Analytic capacities: the marketing departments increasingly hire analytic people (computer science, mathematics, econometricians, ...).
Organizational alignment: the change from a focus on product to a focus on clients demands that all actions wrt. each client must be consistent. e.g. the commercial agents cannot be exclusively rewarded for acquisition of new customers if the companys strategy is to increase the loyality and consumption rate of existing clients.
Customer (after sales) service: different client types have different tangible and psychological needs and perceive value accordingly.
Project quick wins: fundamental to achieve organizational and personal buy-in. make a story board with a calendar of implementation. Implement first the most spectacular iniciatives.
Do the obvious: an insurance company with clients with expensive cars: do cross selling of highly profitable home insurances to these.
Commercial agents: indentify the agents open to change: use them to spearhead an iniciative, e.g. cross selling. The success of the initiative will automatically motivate the rest of the agents to back up the initiative (real case story).
Identify life cycle signs (single vs couples consumption patterns, young parents, senescence, etc.) and accelerators of opportunities (valentines day, school start).
The banks posess so much information about their clients that they can know quite a lot about their life cycle and likely tangible and psychological needs - Therefore they are now selling other products as well, primarily insurances and cars through partners. e.g. if a person has changed his job and now gains 30% more: offer him a car with specifications according to his segment; or if a person has a big mortgage, offer him other credit / retirement / inheritance plans. You should proyect the current image of the client into other contexts and into the future.
Pricing and a differenciated offer permits a larger range of actual and potential clients to be served. Their exploitation requires identifying the "types" of the clients, adopting the approach accordingly and thereby avoiding the gaps because of lack of purchase or at a price that could have been greater. Two types of radically different clients:
a) values the brand and is eager to buy the latest fashion (price is of secondary concern) and
b) only buys en sales and has very little interest in brands.

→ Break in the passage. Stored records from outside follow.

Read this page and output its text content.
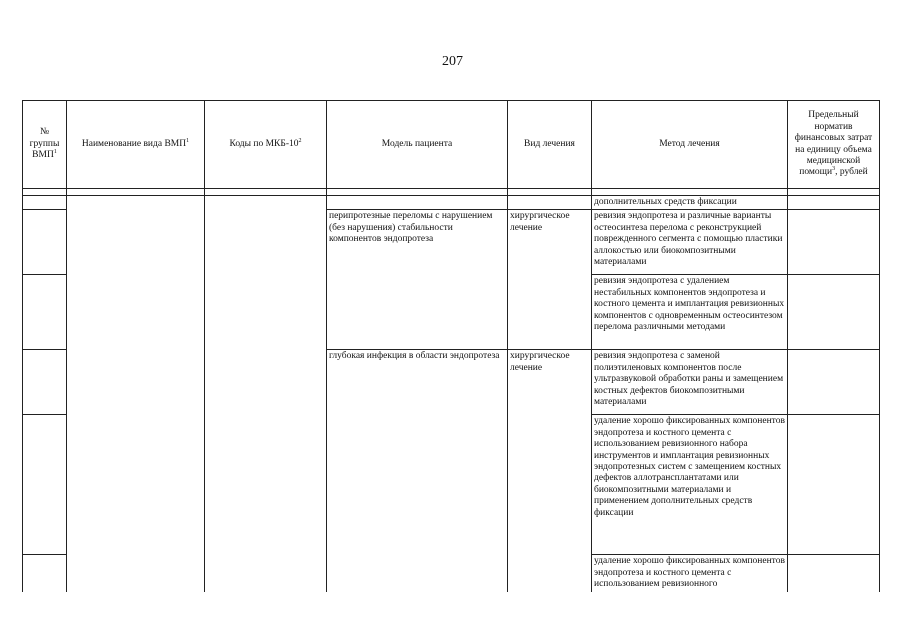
207
№ группы ВМП$^1$	Наименование вида ВМП$^1$	Коды по МКБ-$10^2$	Модель пациента	Вид лечения	Метод лечения	Предельный норматив финансовых затрат на единицу объема медицинской помощи$^3$, рублей

					дополнительных средств фиксации	
			перипротезные переломы с нарушением (без нарушения) стабильности компонентов эндопротеза	хирургическое лечение	ревизия эндопротеза и различные варианты остеосинтеза перелома с реконструкцией поврежденного сегмента с помощью пластики аллокостью или биокомпозитными материалами	
					ревизия эндопротеза с удалением нестабильных компонентов эндопротеза и костного цемента и имплантация ревизионных компонентов с одновременным остеосинтезом перелома различными методами	
			глубокая инфекция в области эндопротеза	хирургическое лечение	ревизия эндопротеза с заменой полиэтиленовых компонентов после ультразвуковой обработки раны и замещением костных дефектов биокомпозитными материалами	
					удаление хорошо фиксированных компонентов эндопротеза и костного цемента с использованием ревизионного набора инструментов и имплантация ревизионных эндопротезных систем с замещением костных дефектов аллотрансплантатами или биокомпозитными материалами и применением дополнительных средств фиксации	
					удаление хорошо фиксированных компонентов эндопротеза и костного цемента с использованием ревизионного	
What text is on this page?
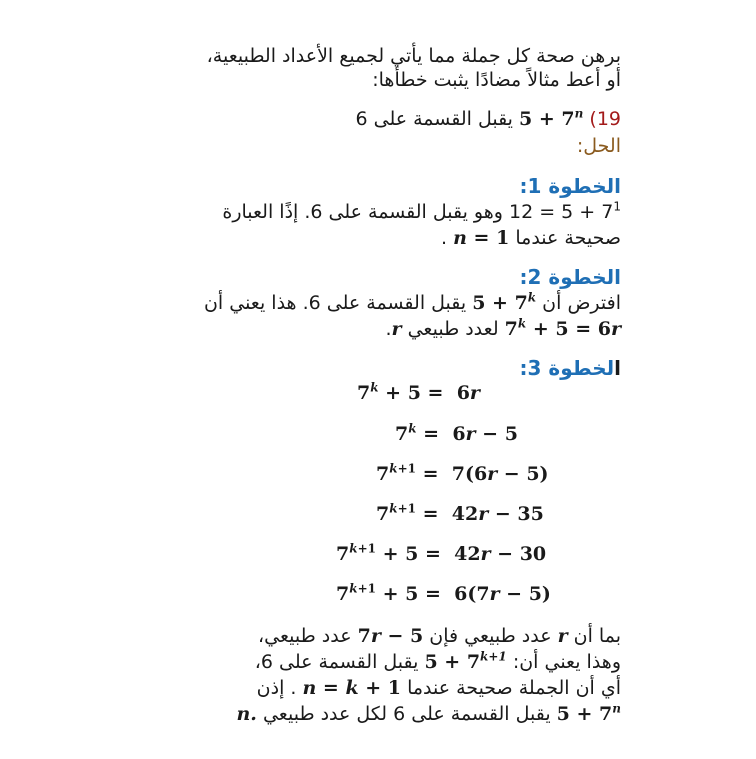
برهن صحة كل جملة مما يأتي لجميع الأعداد الطبيعية،
أو أعط مثالاً مضادًا يثبت خطأها:
19) $5 + 7^n$ يقبل القسمة على 6
الحل:
الخطوة 1:
$12 = 5 + 7^1$ وهو يقبل القسمة على 6. إذًا العبارة
صحيحة عندما n = 1 .
الخطوة 2:
افترض أن $5 + 7^k$ يقبل القسمة على 6. هذا يعني أن
$7^k + 5 = 6r$ لعدد طبيعي r.
الخطوة 3:
$7^k + 5 = 6r$
$7^k = 6r - 5$
$7^{k+1} = 7(6r - 5)$
$7^{k+1} = 42r - 35$
$7^{k+1} + 5 = 42r - 30$
$7^{k+1} + 5 = 6(7r - 5)$
بما أن r عدد طبيعي فإن 7r − 5 عدد طبيعي،
وهذا يعني أن: $5 + 7^{k+1}$ يقبل القسمة على 6،
أي أن الجملة صحيحة عندما n = k + 1 . إذن
$5 + 7^n$ يقبل القسمة على 6 لكل عدد طبيعي n.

Important for client knowledge projects:
- Sponsorship of the executive branch.
- Involvement of the users.
To determine the exact needs and objectives, you have to work hard with the people asking for the system / solution and those that are going to use it (may be different people). People should know that we are integrating their knowledge into the solution and that at any time they are welcome to contribute. This will insure their use of the final solution.
- Integrate the necessary information and data. the important thing is to deliver useful results, not to process and store everything.
- Quick wins are paramount.
- Software: is almost never a solution by itself. the solution should not be sponsored mainly be the it department.
- The success should be measured in ROI, not in analytic prowess.
The marketing budget should be coupled to the ROI in the client relation. If it is fixed, absurd scenarios may occur. e.g. a succesful campaign with high ROI may be terminated when marketing runs out of fonds (absurd but actually occurs in many companies).
95% of the CEOs of insurance companies believe that their investments in client-knowledge has been profitable.
Mexico is ideal for analytic projects because of the volume of clients.
Book "good to be great", key success factors:
- How am i REALLY earning money (among all the things i do and my different products).
- In what do i want to be the BEST? (product quality, distribution, client service, etc.)
- PASSION. Competing on price is always a loosing game; downwards spiral of paying people poorly, loss of motivation, eventual loss of product / service quality.